Analyses of actual feeding practices at various ages likewise showed significant differences in favor of the intervention group. For example, the proportion who said they fed their infants nutrient-dense thick foods first at the main meal was greater in the intervention group than in the control group for children aged six months (31% vs. 20%), nine months (35% vs. 17%) and 12 months (42% vs. 26%). In addition, a higher proportion of children in the intervention group than in the control group received chicken liver, fish or egg at ages six months (65% vs. 51%) and eight months (61% vs. 49%).
In analyses of energy and nutrient intake, children in the intervention group were significantly less likely to fall short of recommended daily intakes from foods given as breast milk supplements at various ages. For example, smaller proportions of children in the intervention group than of those in the control group failed to meet dietary requirements for iron at eight months (91% vs. 96%), nine months of age (93% vs. 99%) and 18 months of age (37% vs. 48%); and dietary requirements for zinc at nine months of age (77% vs. 87%).
In analyses of growth, the proportions of children in the intervention and control groups who had stunted growth (a length-for-age more than two standard deviations below the median for the reference population) were similar for about the first six months of life, but diverged sharply thereafter. By the age of 18 months, only 5% of children in the intervention group had stunted growth, compared with 16% of children in the control group. After adjustment for other factors possibly related to stunting, children in the control group had significantly higher odds of stunted growth than did their counterparts in the intervention group (odds ratio, 3.0). Also at this age, on average, children in the intervention group were 0.7 cm taller and weighed about 200 g more than those in the control group after adjustment for potentially confounding factors.
"The results," the investigators assert, "add to evidence that nutrition education without the provision of food supplements can improve the dietary intake of young children and improve growth." However, they caution, the sustainability of the intervention and its generalizability to other populations (including those in which access to nutritious foods is limited) are yet to be determined. Noting that the difference in growth between groups was greater than expected given the differences in feeding practices and dietary intake, the investigators speculate that the early age at intervention may have been crucial.

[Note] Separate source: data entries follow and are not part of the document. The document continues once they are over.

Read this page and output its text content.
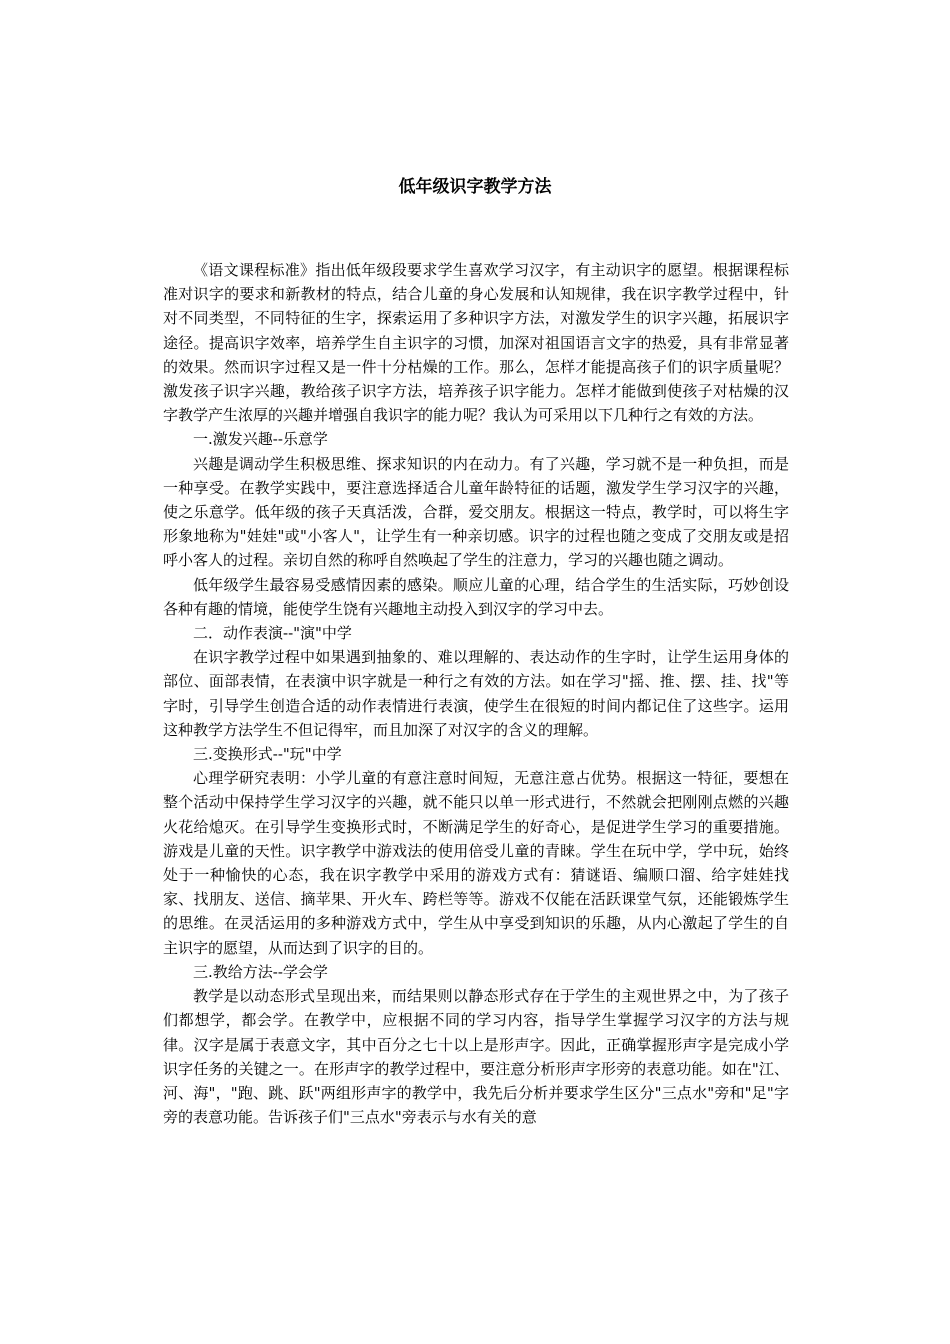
低年级识字教学方法

《语文课程标准》指出低年级段要求学生喜欢学习汉字，有主动识字的愿望。根据课程标准对识字的要求和新教材的特点，结合儿童的身心发展和认知规律，我在识字教学过程中，针对不同类型，不同特征的生字，探索运用了多种识字方法，对激发学生的识字兴趣，拓展识字途径。提高识字效率，培养学生自主识字的习惯，加深对祖国语言文字的热爱，具有非常显著的效果。然而识字过程又是一件十分枯燥的工作。那么，怎样才能提高孩子们的识字质量呢？激发孩子识字兴趣，教给孩子识字方法，培养孩子识字能力。怎样才能做到使孩子对枯燥的汉字教学产生浓厚的兴趣并增强自我识字的能力呢？我认为可采用以下几种行之有效的方法。

一.激发兴趣--乐意学

兴趣是调动学生积极思维、探求知识的内在动力。有了兴趣，学习就不是一种负担，而是一种享受。在教学实践中，要注意选择适合儿童年龄特征的话题，激发学生学习汉字的兴趣，使之乐意学。低年级的孩子天真活泼，合群，爱交朋友。根据这一特点，教学时，可以将生字形象地称为"娃娃"或"小客人"，让学生有一种亲切感。识字的过程也随之变成了交朋友或是招呼小客人的过程。亲切自然的称呼自然唤起了学生的注意力，学习的兴趣也随之调动。

低年级学生最容易受感情因素的感染。顺应儿童的心理，结合学生的生活实际，巧妙创设各种有趣的情境，能使学生饶有兴趣地主动投入到汉字的学习中去。

二．动作表演--"演"中学

在识字教学过程中如果遇到抽象的、难以理解的、表达动作的生字时，让学生运用身体的部位、面部表情，在表演中识字就是一种行之有效的方法。如在学习"摇、推、摆、挂、找"等字时，引导学生创造合适的动作表情进行表演，使学生在很短的时间内都记住了这些字。运用这种教学方法学生不但记得牢，而且加深了对汉字的含义的理解。

三.变换形式--"玩"中学

心理学研究表明：小学儿童的有意注意时间短，无意注意占优势。根据这一特征，要想在整个活动中保持学生学习汉字的兴趣，就不能只以单一形式进行，不然就会把刚刚点燃的兴趣火花给熄灭。在引导学生变换形式时，不断满足学生的好奇心，是促进学生学习的重要措施。游戏是儿童的天性。识字教学中游戏法的使用倍受儿童的青睐。学生在玩中学，学中玩，始终处于一种愉快的心态，我在识字教学中采用的游戏方式有：猜谜语、编顺口溜、给字娃娃找家、找朋友、送信、摘苹果、开火车、跨栏等等。游戏不仅能在活跃课堂气氛，还能锻炼学生的思维。在灵活运用的多种游戏方式中，学生从中享受到知识的乐趣，从内心激起了学生的自主识字的愿望，从而达到了识字的目的。

三.教给方法--学会学

教学是以动态形式呈现出来，而结果则以静态形式存在于学生的主观世界之中，为了孩子们都想学，都会学。在教学中，应根据不同的学习内容，指导学生掌握学习汉字的方法与规律。汉字是属于表意文字，其中百分之七十以上是形声字。因此，正确掌握形声字是完成小学识字任务的关键之一。在形声字的教学过程中，要注意分析形声字形旁的表意功能。如在"江、河、海"，"跑、跳、跃"两组形声字的教学中，我先后分析并要求学生区分"三点水"旁和"足"字旁的表意功能。告诉孩子们"三点水"旁表示与水有关的意
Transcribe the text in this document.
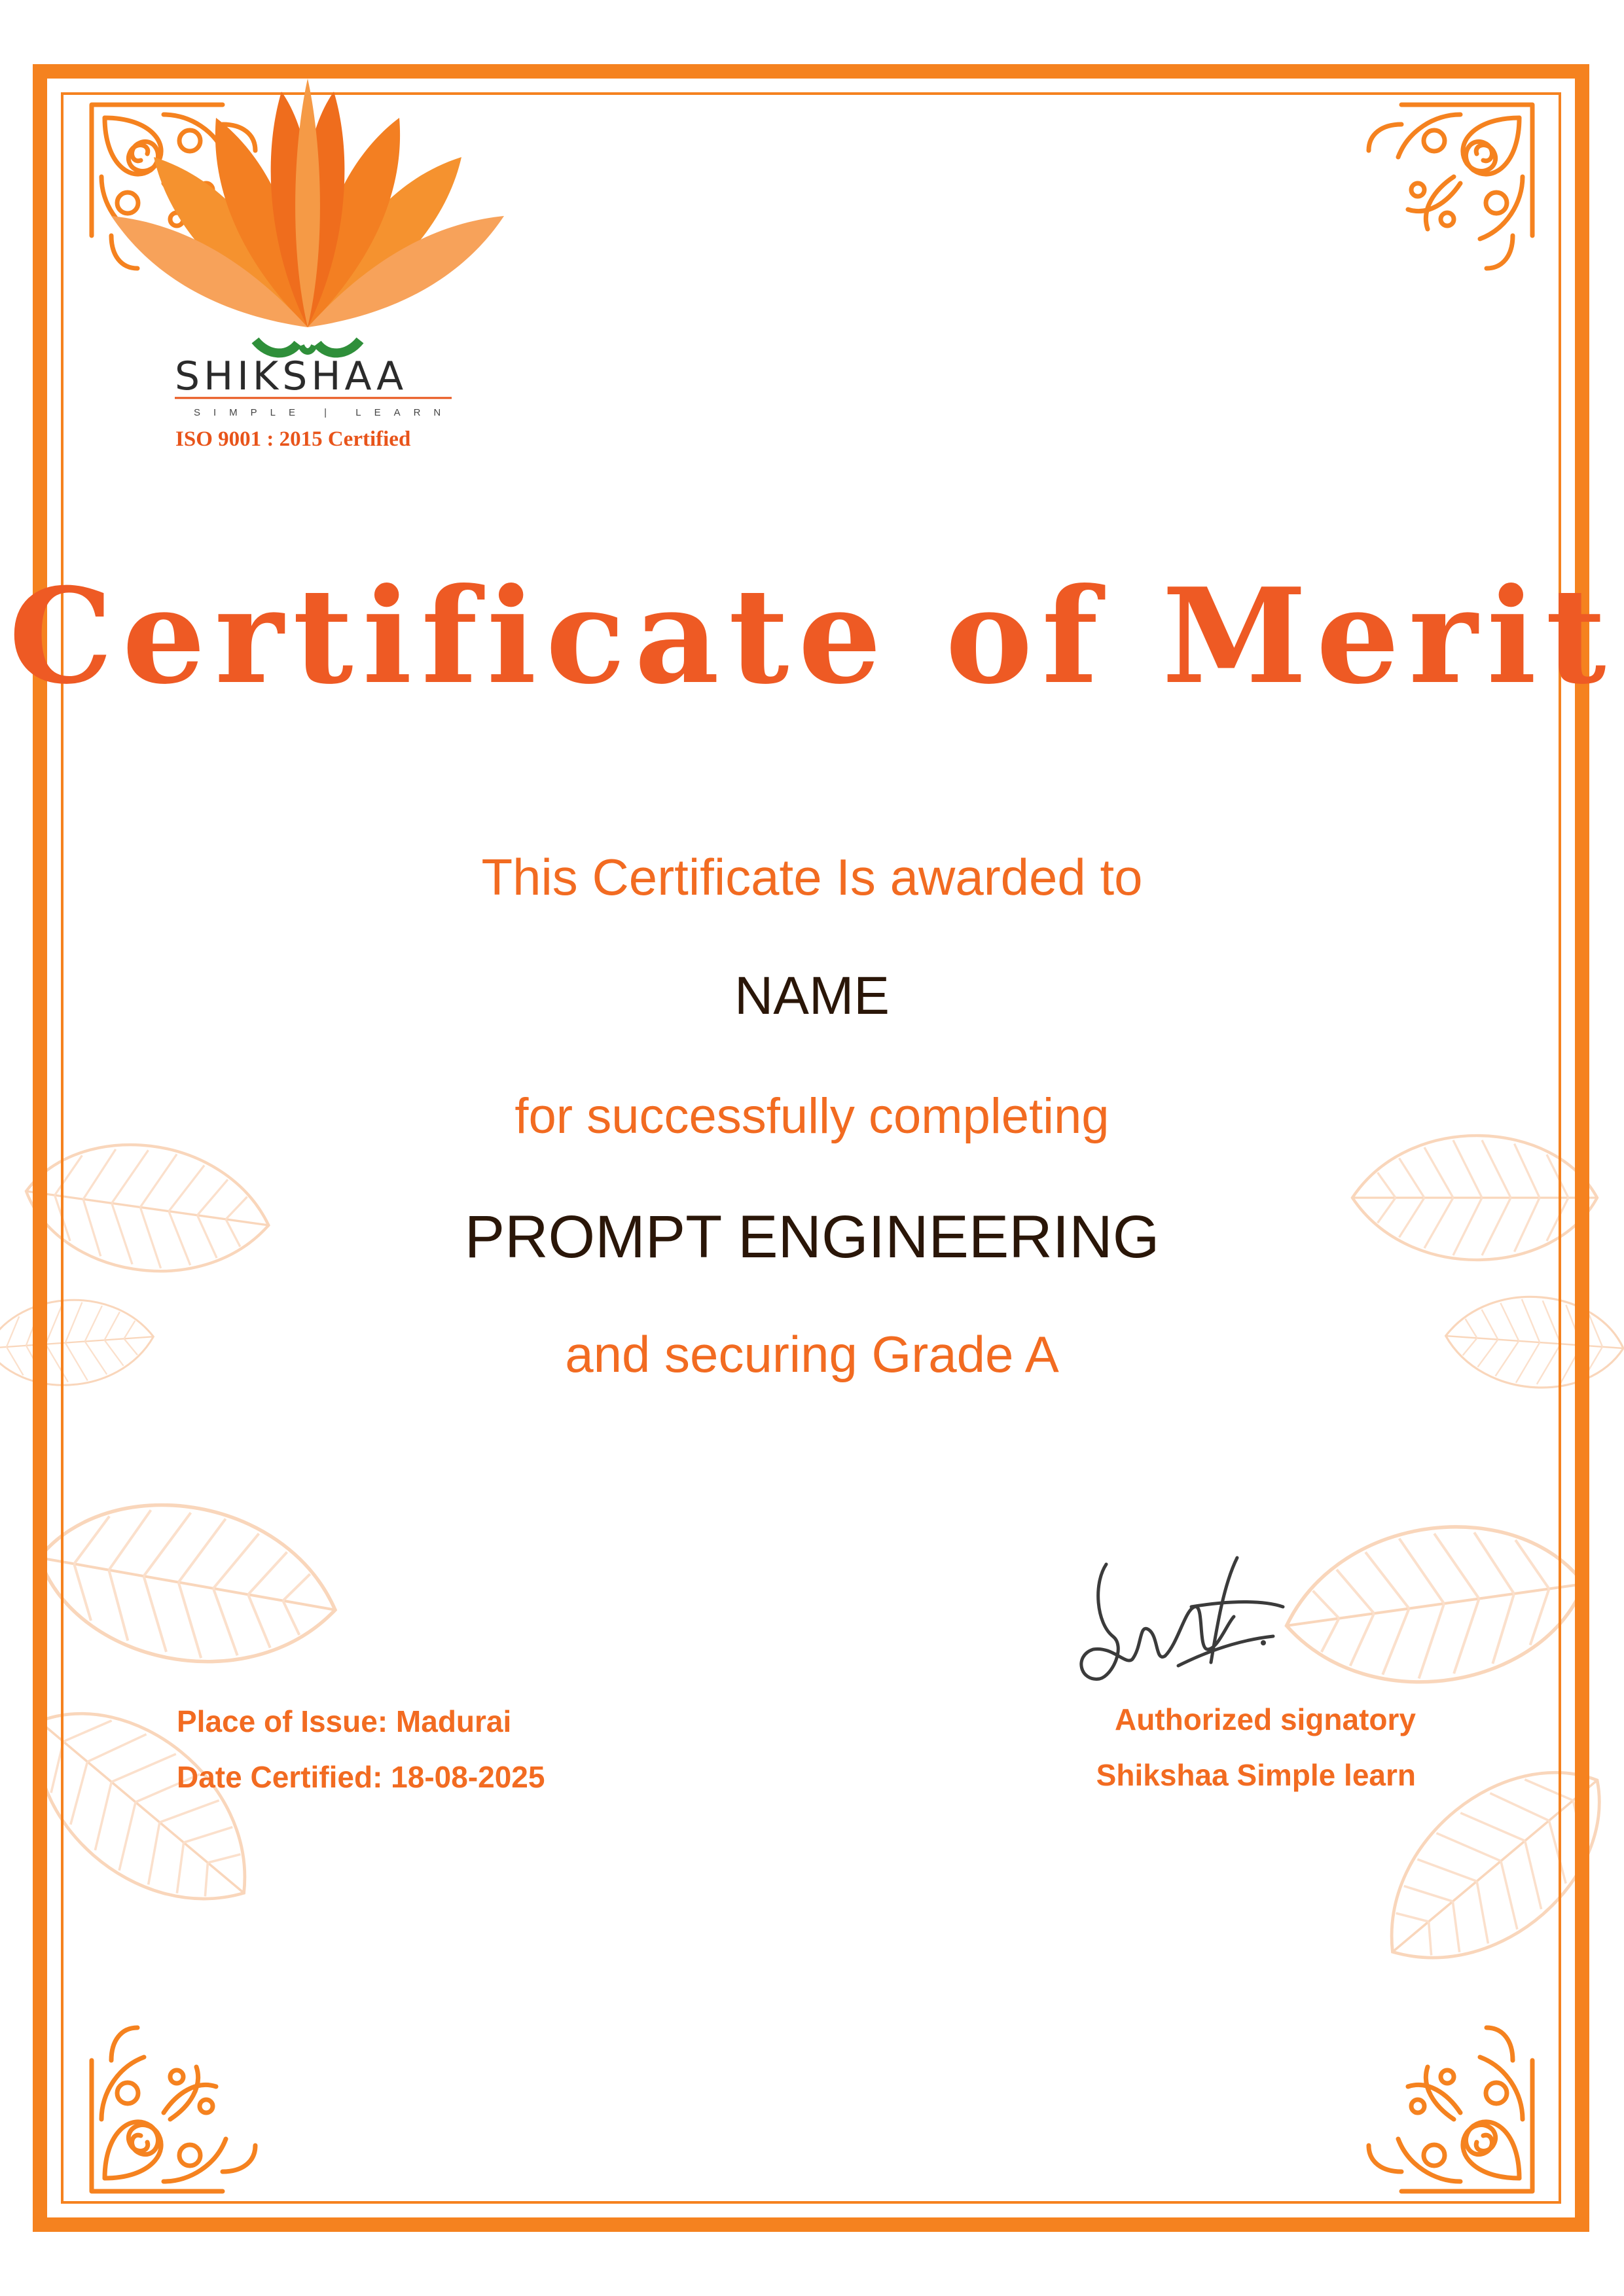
SHIKSHAA
SIMPLE | LEARN
ISO 9001 : 2015 Certified
Certificate of Merit
This Certificate Is awarded to
NAME
for successfully completing
PROMPT ENGINEERING
and securing Grade A
Place of Issue: Madurai
Date Certified: 18-08-2025
Authorized signatory
Shikshaa Simple learn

The new study's findings are "encouraging," the author of an accompanying commentary notes, because previous studies of supplementary feeding interventions in childhood have often had poor designs or negative results. "The positive results of the intervention give hope to policymakers that this strategy will be effective elsewhere,"2 she writes, but adds that wide coverage by health services of the population—particularly the most vulnerable groups—is required for the success of an intervention delivered through these services. —S. London
REFERENCES
1. Penny ME et al., Effectiveness of an educational intervention delivered through the health services to improve nutrition in young children: a cluster-randomised controlled trial, Lancet, 2005, 365(9474):1863-1872.
2. Dewey KG, Infant nutrition in developing countries: what works? commentary, Lancet, 2005, 365(9474): 1832-1834.